Before It Persists: Write-Time Defense for Multimodal Agent Memory
Abstract
Persistent memory makes multimodal agents more capable, but it also creates a new attack surface: once unsupported content is written into memory, later retrieval and consolidation can reuse it as if it were reliable state. We study write-time defense for multimodal agent memory. Our system, SAGE-Mem, separates transient evidence from durable belief : observations may be stored as evidence, but they are promoted to belief only when they are sufficiently supported, independent, and non-conflicting. This targets a gap left by retrieval-time defenses, which act only after poisoned content has already entered memory. We evaluate on LoCoMo-Adv, an adversarial multimodal extension of LoCoMo-10, and on MM-BrowseComp-Adv, a multimodal browsing benchmark covering answer-overwrite, OCR, vision-caption, and visual-prompt attacks. On LoCoMo-Adv, at a conservative operating point, SAGE-Mem eliminates observed write admission and retrieval contamination relative to a retrieval-time baseline, but reduces benign completion under attack (0.460 vs. 0.642). On the canonical browsing overwrite setting, BrowseGuard, a browsing-specific write policy built on the same principle, blocks all 388 direct and paraphrased overwrite attempts while keeping attacked utility near its clean level (0.155 vs. 0.160).

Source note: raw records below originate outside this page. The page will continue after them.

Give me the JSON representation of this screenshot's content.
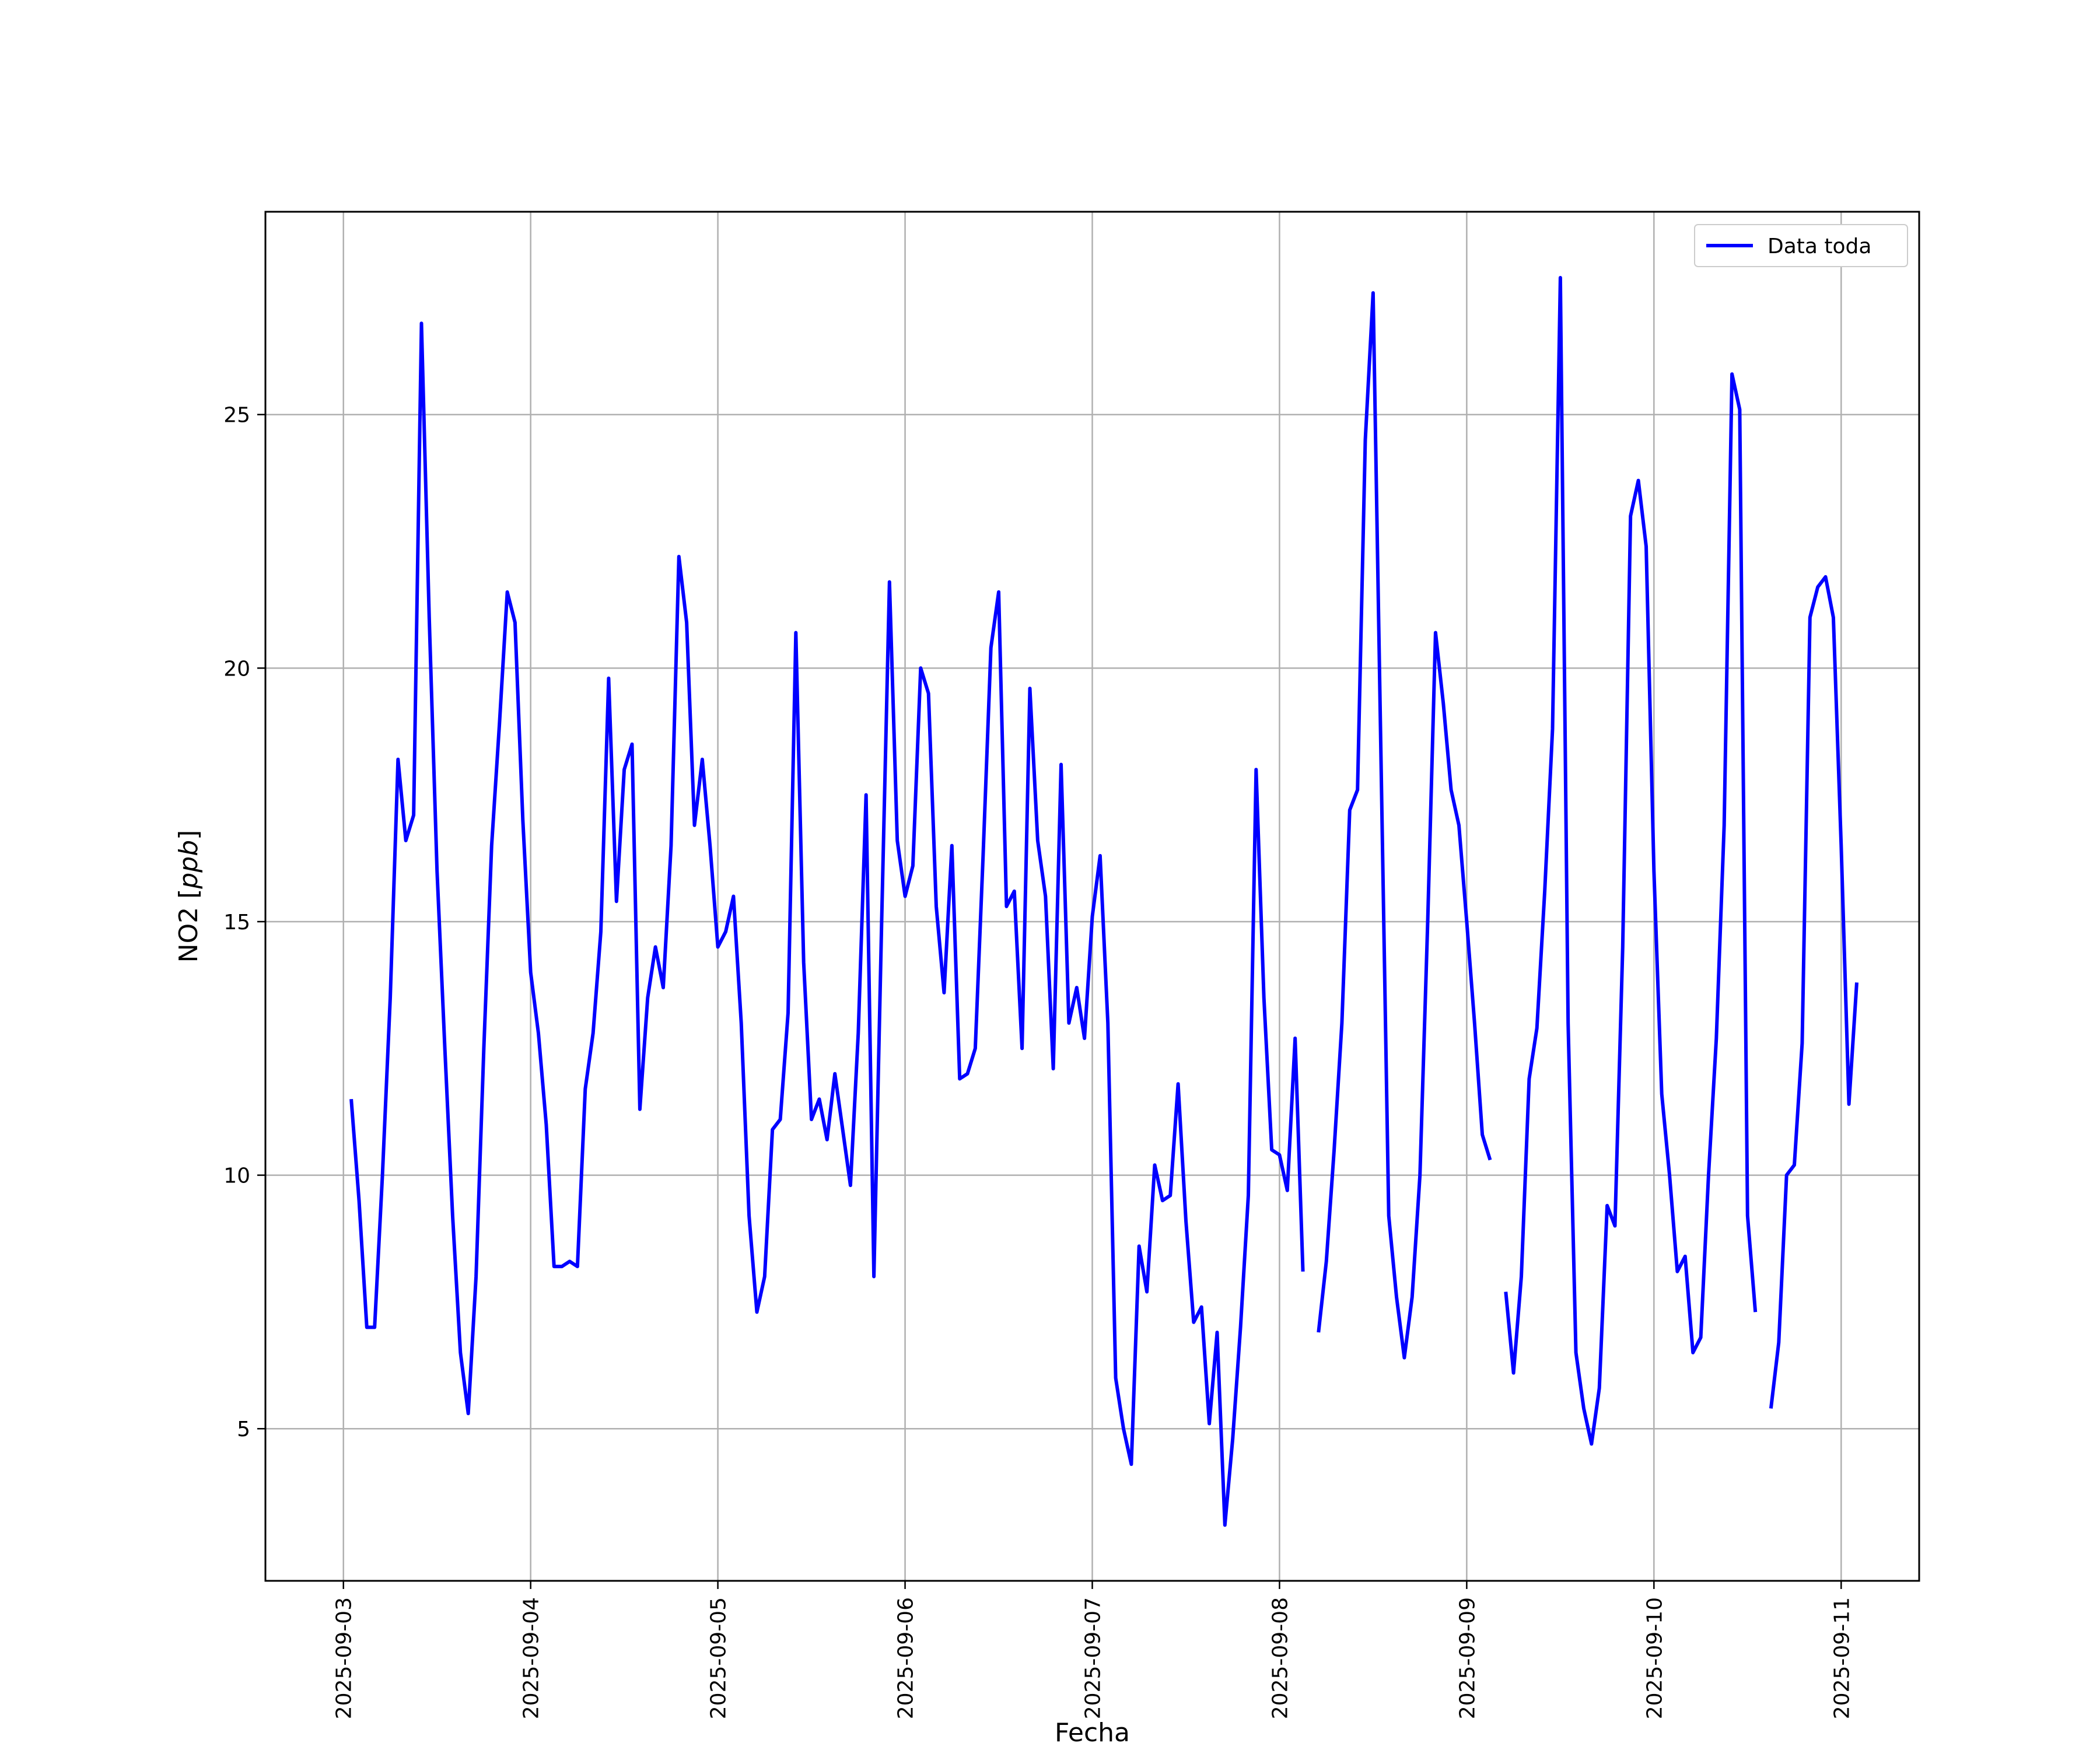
{
  "chart_data": {
    "type": "line",
    "title": "",
    "xlabel": "Fecha",
    "ylabel_text": "NO2 [",
    "ylabel_unit": "ppb",
    "ylabel_close": "]",
    "xlim": [
      "2025-09-02 14:00",
      "2025-09-11 10:00"
    ],
    "ylim": [
      2,
      29
    ],
    "grid": true,
    "legend_position": "top-right",
    "x_ticks": [
      "2025-09-03",
      "2025-09-04",
      "2025-09-05",
      "2025-09-06",
      "2025-09-07",
      "2025-09-08",
      "2025-09-09",
      "2025-09-10",
      "2025-09-11"
    ],
    "y_ticks": [
      5,
      10,
      15,
      20,
      25
    ],
    "series": [
      {
        "name": "Data toda",
        "color": "#0000ff",
        "points": [
          [
            "2025-09-03 01:00",
            11.5
          ],
          [
            "2025-09-03 02:00",
            9.5
          ],
          [
            "2025-09-03 03:00",
            7.0
          ],
          [
            "2025-09-03 04:00",
            7.0
          ],
          [
            "2025-09-03 05:00",
            10.0
          ],
          [
            "2025-09-03 06:00",
            13.5
          ],
          [
            "2025-09-03 07:00",
            18.2
          ],
          [
            "2025-09-03 08:00",
            16.6
          ],
          [
            "2025-09-03 09:00",
            17.1
          ],
          [
            "2025-09-03 10:00",
            26.8
          ],
          [
            "2025-09-03 11:00",
            21.0
          ],
          [
            "2025-09-03 12:00",
            16.0
          ],
          [
            "2025-09-03 13:00",
            12.5
          ],
          [
            "2025-09-03 14:00",
            9.2
          ],
          [
            "2025-09-03 15:00",
            6.5
          ],
          [
            "2025-09-03 16:00",
            5.3
          ],
          [
            "2025-09-03 17:00",
            8.0
          ],
          [
            "2025-09-03 18:00",
            12.5
          ],
          [
            "2025-09-03 19:00",
            16.5
          ],
          [
            "2025-09-03 20:00",
            18.9
          ],
          [
            "2025-09-03 21:00",
            21.5
          ],
          [
            "2025-09-03 22:00",
            20.9
          ],
          [
            "2025-09-03 23:00",
            17.0
          ],
          [
            "2025-09-04 00:00",
            14.0
          ],
          [
            "2025-09-04 01:00",
            12.8
          ],
          [
            "2025-09-04 02:00",
            11.0
          ],
          [
            "2025-09-04 03:00",
            8.2
          ],
          [
            "2025-09-04 04:00",
            8.2
          ],
          [
            "2025-09-04 05:00",
            8.3
          ],
          [
            "2025-09-04 06:00",
            8.2
          ],
          [
            "2025-09-04 07:00",
            11.7
          ],
          [
            "2025-09-04 08:00",
            12.8
          ],
          [
            "2025-09-04 09:00",
            14.8
          ],
          [
            "2025-09-04 10:00",
            19.8
          ],
          [
            "2025-09-04 11:00",
            15.4
          ],
          [
            "2025-09-04 12:00",
            18.0
          ],
          [
            "2025-09-04 13:00",
            18.5
          ],
          [
            "2025-09-04 14:00",
            11.3
          ],
          [
            "2025-09-04 15:00",
            13.5
          ],
          [
            "2025-09-04 16:00",
            14.5
          ],
          [
            "2025-09-04 17:00",
            13.7
          ],
          [
            "2025-09-04 18:00",
            16.5
          ],
          [
            "2025-09-04 19:00",
            22.2
          ],
          [
            "2025-09-04 20:00",
            20.9
          ],
          [
            "2025-09-04 21:00",
            16.9
          ],
          [
            "2025-09-04 22:00",
            18.2
          ],
          [
            "2025-09-04 23:00",
            16.5
          ],
          [
            "2025-09-05 00:00",
            14.5
          ],
          [
            "2025-09-05 01:00",
            14.8
          ],
          [
            "2025-09-05 02:00",
            15.5
          ],
          [
            "2025-09-05 03:00",
            13.0
          ],
          [
            "2025-09-05 04:00",
            9.2
          ],
          [
            "2025-09-05 05:00",
            7.3
          ],
          [
            "2025-09-05 06:00",
            8.0
          ],
          [
            "2025-09-05 07:00",
            10.9
          ],
          [
            "2025-09-05 08:00",
            11.1
          ],
          [
            "2025-09-05 09:00",
            13.2
          ],
          [
            "2025-09-05 10:00",
            20.7
          ],
          [
            "2025-09-05 11:00",
            14.2
          ],
          [
            "2025-09-05 12:00",
            11.1
          ],
          [
            "2025-09-05 13:00",
            11.5
          ],
          [
            "2025-09-05 14:00",
            10.7
          ],
          [
            "2025-09-05 15:00",
            12.0
          ],
          [
            "2025-09-05 16:00",
            10.9
          ],
          [
            "2025-09-05 17:00",
            9.8
          ],
          [
            "2025-09-05 18:00",
            12.8
          ],
          [
            "2025-09-05 19:00",
            17.5
          ],
          [
            "2025-09-05 20:00",
            8.0
          ],
          [
            "2025-09-05 21:00",
            15.0
          ],
          [
            "2025-09-05 22:00",
            21.7
          ],
          [
            "2025-09-05 23:00",
            16.6
          ],
          [
            "2025-09-06 00:00",
            15.5
          ],
          [
            "2025-09-06 01:00",
            16.1
          ],
          [
            "2025-09-06 02:00",
            20.0
          ],
          [
            "2025-09-06 03:00",
            19.5
          ],
          [
            "2025-09-06 04:00",
            15.3
          ],
          [
            "2025-09-06 05:00",
            13.6
          ],
          [
            "2025-09-06 06:00",
            16.5
          ],
          [
            "2025-09-06 07:00",
            11.9
          ],
          [
            "2025-09-06 08:00",
            12.0
          ],
          [
            "2025-09-06 09:00",
            12.5
          ],
          [
            "2025-09-06 10:00",
            16.3
          ],
          [
            "2025-09-06 11:00",
            20.4
          ],
          [
            "2025-09-06 12:00",
            21.5
          ],
          [
            "2025-09-06 13:00",
            15.3
          ],
          [
            "2025-09-06 14:00",
            15.6
          ],
          [
            "2025-09-06 15:00",
            12.5
          ],
          [
            "2025-09-06 16:00",
            19.6
          ],
          [
            "2025-09-06 17:00",
            16.6
          ],
          [
            "2025-09-06 18:00",
            15.5
          ],
          [
            "2025-09-06 19:00",
            12.1
          ],
          [
            "2025-09-06 20:00",
            18.1
          ],
          [
            "2025-09-06 21:00",
            13.0
          ],
          [
            "2025-09-06 22:00",
            13.7
          ],
          [
            "2025-09-06 23:00",
            12.7
          ],
          [
            "2025-09-07 00:00",
            15.1
          ],
          [
            "2025-09-07 01:00",
            16.3
          ],
          [
            "2025-09-07 02:00",
            13.0
          ],
          [
            "2025-09-07 03:00",
            6.0
          ],
          [
            "2025-09-07 04:00",
            5.0
          ],
          [
            "2025-09-07 05:00",
            4.3
          ],
          [
            "2025-09-07 06:00",
            8.6
          ],
          [
            "2025-09-07 07:00",
            7.7
          ],
          [
            "2025-09-07 08:00",
            10.2
          ],
          [
            "2025-09-07 09:00",
            9.5
          ],
          [
            "2025-09-07 10:00",
            9.6
          ],
          [
            "2025-09-07 11:00",
            11.8
          ],
          [
            "2025-09-07 12:00",
            9.1
          ],
          [
            "2025-09-07 13:00",
            7.1
          ],
          [
            "2025-09-07 14:00",
            7.4
          ],
          [
            "2025-09-07 15:00",
            5.1
          ],
          [
            "2025-09-07 16:00",
            6.9
          ],
          [
            "2025-09-07 17:00",
            3.1
          ],
          [
            "2025-09-07 18:00",
            4.8
          ],
          [
            "2025-09-07 19:00",
            7.0
          ],
          [
            "2025-09-07 20:00",
            9.6
          ],
          [
            "2025-09-07 21:00",
            18.0
          ],
          [
            "2025-09-07 22:00",
            13.5
          ],
          [
            "2025-09-07 23:00",
            10.5
          ],
          [
            "2025-09-08 00:00",
            10.4
          ],
          [
            "2025-09-08 01:00",
            9.7
          ],
          [
            "2025-09-08 02:00",
            12.7
          ],
          [
            "2025-09-08 03:00",
            8.1
          ],
          null,
          [
            "2025-09-08 05:00",
            6.9
          ],
          [
            "2025-09-08 06:00",
            8.3
          ],
          [
            "2025-09-08 07:00",
            10.5
          ],
          [
            "2025-09-08 08:00",
            13.0
          ],
          [
            "2025-09-08 09:00",
            17.2
          ],
          [
            "2025-09-08 10:00",
            17.6
          ],
          [
            "2025-09-08 11:00",
            24.5
          ],
          [
            "2025-09-08 12:00",
            27.4
          ],
          [
            "2025-09-08 13:00",
            18.3
          ],
          [
            "2025-09-08 14:00",
            9.2
          ],
          [
            "2025-09-08 15:00",
            7.6
          ],
          [
            "2025-09-08 16:00",
            6.4
          ],
          [
            "2025-09-08 17:00",
            7.6
          ],
          [
            "2025-09-08 18:00",
            10.0
          ],
          [
            "2025-09-08 19:00",
            15.0
          ],
          [
            "2025-09-08 20:00",
            20.7
          ],
          [
            "2025-09-08 21:00",
            19.3
          ],
          [
            "2025-09-08 22:00",
            17.6
          ],
          [
            "2025-09-08 23:00",
            16.9
          ],
          [
            "2025-09-09 00:00",
            15.0
          ],
          [
            "2025-09-09 01:00",
            13.0
          ],
          [
            "2025-09-09 02:00",
            10.8
          ],
          [
            "2025-09-09 03:00",
            10.3
          ],
          null,
          [
            "2025-09-09 05:00",
            7.7
          ],
          [
            "2025-09-09 06:00",
            6.1
          ],
          [
            "2025-09-09 07:00",
            8.0
          ],
          [
            "2025-09-09 08:00",
            11.9
          ],
          [
            "2025-09-09 09:00",
            12.9
          ],
          [
            "2025-09-09 10:00",
            15.6
          ],
          [
            "2025-09-09 11:00",
            18.8
          ],
          [
            "2025-09-09 12:00",
            27.7
          ],
          [
            "2025-09-09 13:00",
            13.0
          ],
          [
            "2025-09-09 14:00",
            6.5
          ],
          [
            "2025-09-09 15:00",
            5.4
          ],
          [
            "2025-09-09 16:00",
            4.7
          ],
          [
            "2025-09-09 17:00",
            5.8
          ],
          [
            "2025-09-09 18:00",
            9.4
          ],
          [
            "2025-09-09 19:00",
            9.0
          ],
          [
            "2025-09-09 20:00",
            14.5
          ],
          [
            "2025-09-09 21:00",
            23.0
          ],
          [
            "2025-09-09 22:00",
            23.7
          ],
          [
            "2025-09-09 23:00",
            22.4
          ],
          [
            "2025-09-10 00:00",
            16.0
          ],
          [
            "2025-09-10 01:00",
            11.6
          ],
          [
            "2025-09-10 02:00",
            10.0
          ],
          [
            "2025-09-10 03:00",
            8.1
          ],
          [
            "2025-09-10 04:00",
            8.4
          ],
          [
            "2025-09-10 05:00",
            6.5
          ],
          [
            "2025-09-10 06:00",
            6.8
          ],
          [
            "2025-09-10 07:00",
            10.0
          ],
          [
            "2025-09-10 08:00",
            12.7
          ],
          [
            "2025-09-10 09:00",
            16.9
          ],
          [
            "2025-09-10 10:00",
            25.8
          ],
          [
            "2025-09-10 11:00",
            25.1
          ],
          [
            "2025-09-10 12:00",
            9.2
          ],
          [
            "2025-09-10 13:00",
            7.3
          ],
          null,
          [
            "2025-09-10 15:00",
            5.4
          ],
          [
            "2025-09-10 16:00",
            6.7
          ],
          [
            "2025-09-10 17:00",
            10.0
          ],
          [
            "2025-09-10 18:00",
            10.2
          ],
          [
            "2025-09-10 19:00",
            12.6
          ],
          [
            "2025-09-10 20:00",
            21.0
          ],
          [
            "2025-09-10 21:00",
            21.6
          ],
          [
            "2025-09-10 22:00",
            21.8
          ],
          [
            "2025-09-10 23:00",
            21.0
          ],
          [
            "2025-09-11 00:00",
            16.5
          ],
          [
            "2025-09-11 01:00",
            11.4
          ],
          [
            "2025-09-11 02:00",
            13.8
          ]
        ]
      }
    ]
  }
}
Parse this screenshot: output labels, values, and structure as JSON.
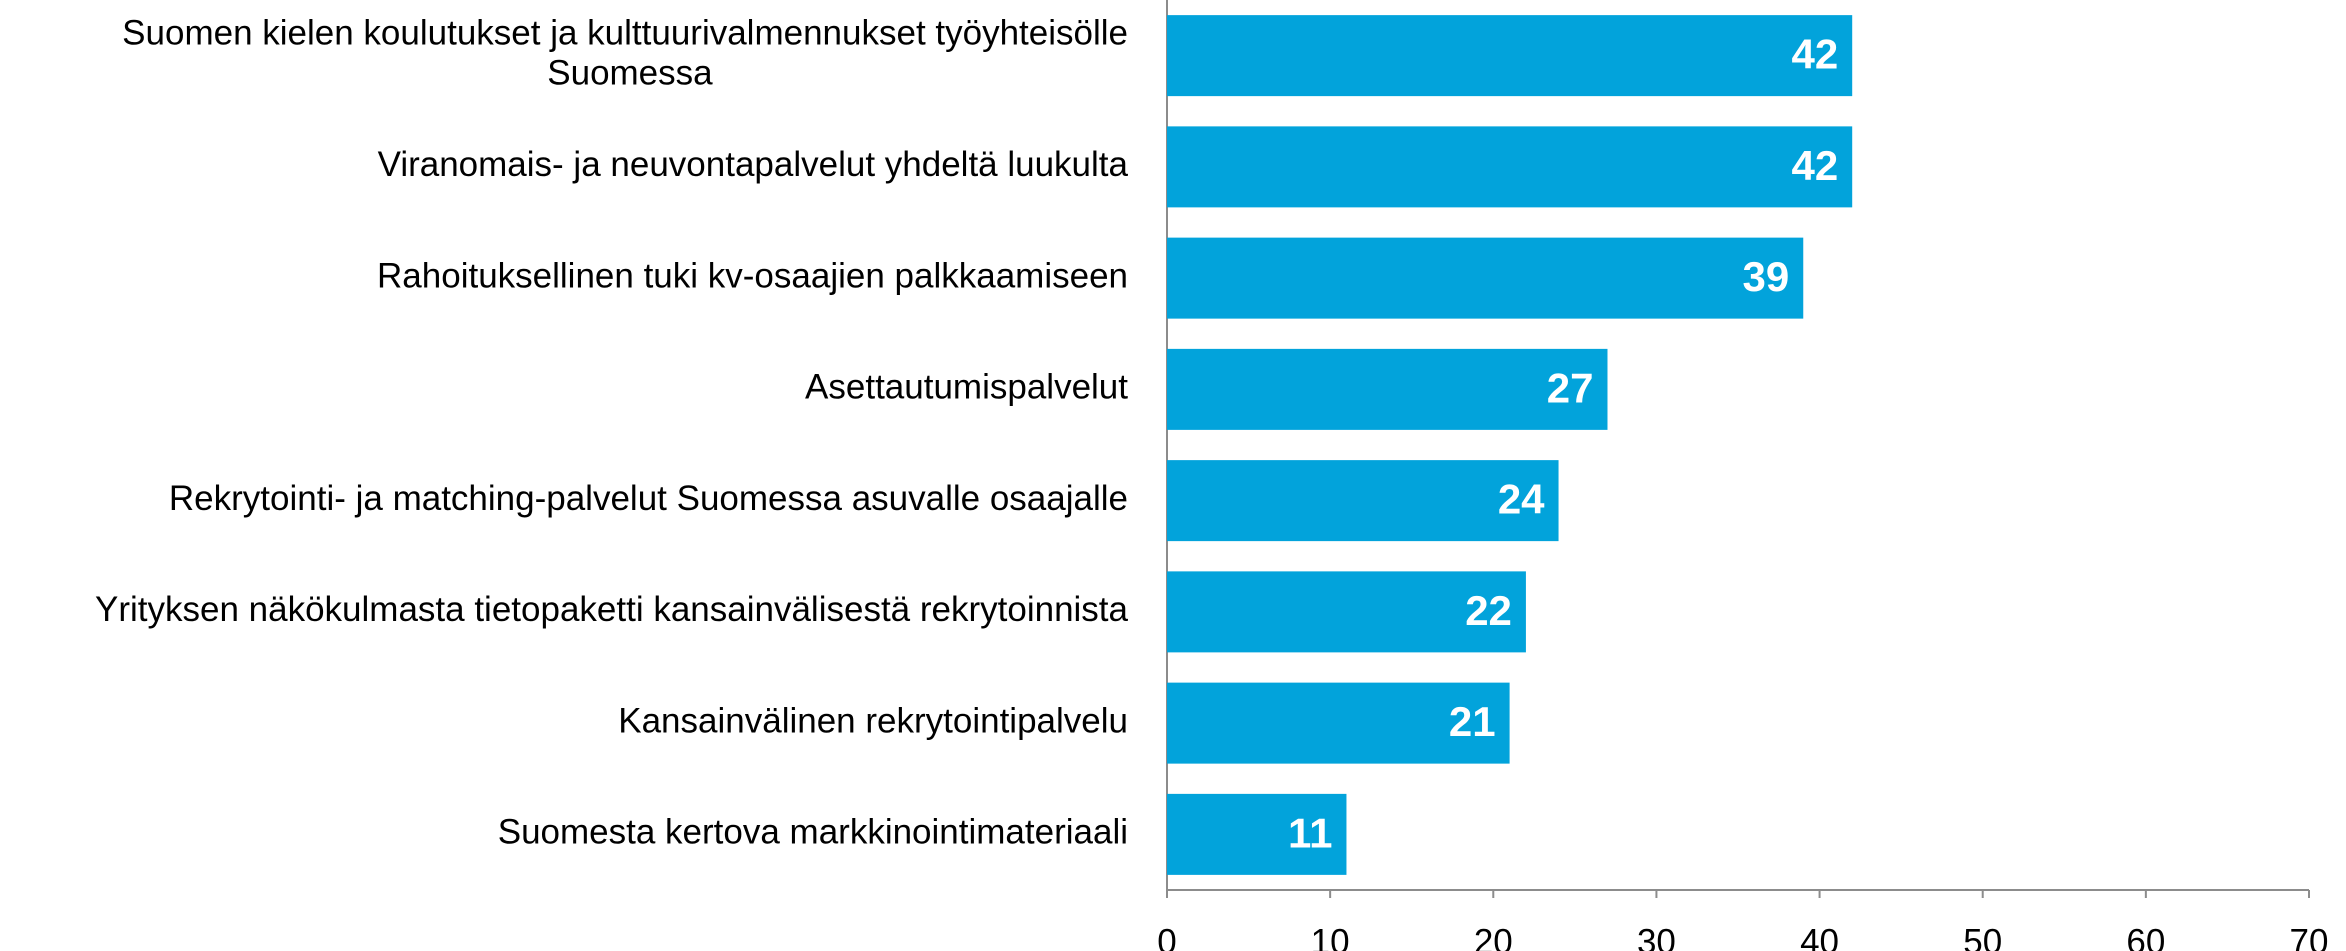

On the broader five-attack browsing suite, extending the same guarded write policy across browser, OCR, and caption channels reduces Write ASR from 0.2552 to 0.0369 and Retrieval ASR from 0.5636 to 0.3694. Overall, the results suggest that for memory-bearing agents, robustness should be evaluated not only at retrieval, but also at the point where observations become persistent state.